Yaleget mempertanyakan ketepatan dan keseriusan polisi dalam mengusut kasus ini. Ketidakmampuan polisi menyelesaikan kasus ini, menurutnya, hanya akan memperlihatkan ketidakprofesionalan Polda Papua, yang seharusnya bisa menjamin rasa aman di tanah Papua. Ia menegaskan bahwa keadilan bagi Jubi adalah ujian integritas bagi aparat.

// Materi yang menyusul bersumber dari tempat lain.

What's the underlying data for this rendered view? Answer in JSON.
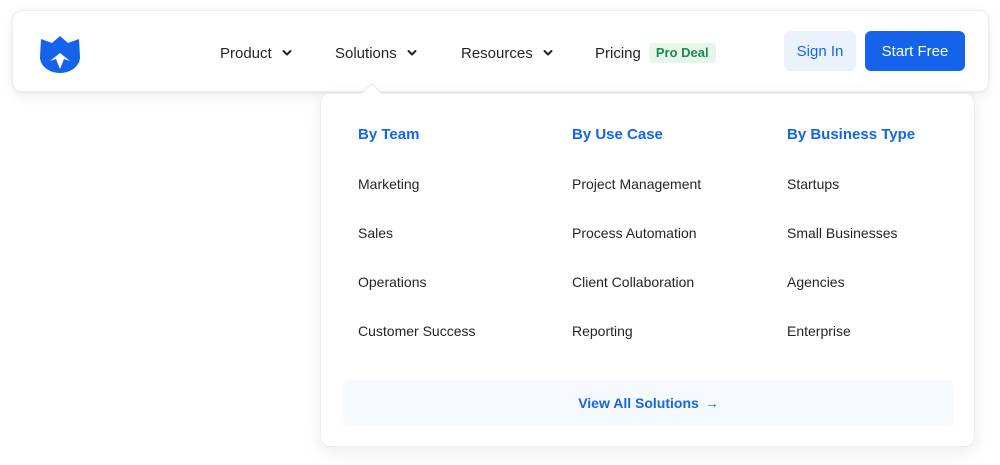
{
  "nav": {
    "items": [
      {
        "label": "Product"
      },
      {
        "label": "Solutions"
      },
      {
        "label": "Resources"
      },
      {
        "label": "Pricing",
        "badge": "Pro Deal"
      }
    ],
    "sign_in": "Sign In",
    "start_free": "Start Free"
  },
  "dropdown": {
    "columns": [
      {
        "heading": "By Team",
        "links": [
          "Marketing",
          "Sales",
          "Operations",
          "Customer Success"
        ]
      },
      {
        "heading": "By Use Case",
        "links": [
          "Project Management",
          "Process Automation",
          "Client Collaboration",
          "Reporting"
        ]
      },
      {
        "heading": "By Business Type",
        "links": [
          "Startups",
          "Small Businesses",
          "Agencies",
          "Enterprise"
        ]
      }
    ],
    "view_all": "View All Solutions",
    "view_all_arrow": "→"
  },
  "colors": {
    "accent": "#1463ea",
    "badge_bg": "#e7f6ec",
    "badge_text": "#1e8a4c",
    "signin_bg": "#eaf2fe"
  },
  "icons": [
    "logo-icon",
    "chevron-down-icon",
    "arrow-right-icon"
  ]
}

Lalius Kabak, Ketua GMKI Cabang Jayapura, ikut mempertanyakan lambatnya proses pengungkapan. Bagaimana mungkin kasus teror ini, yang terekam CCTV, masih belum terpecahkan? “Kami heran, di kota yang terang benderang dengan kamera keamanan, bom molotov ini masih jadi misteri,” serunya. Baginya, ketidakadilan yang menimpa Jubi ini adalah ancaman langsung terhadap kebebasan pers dan demokrasi.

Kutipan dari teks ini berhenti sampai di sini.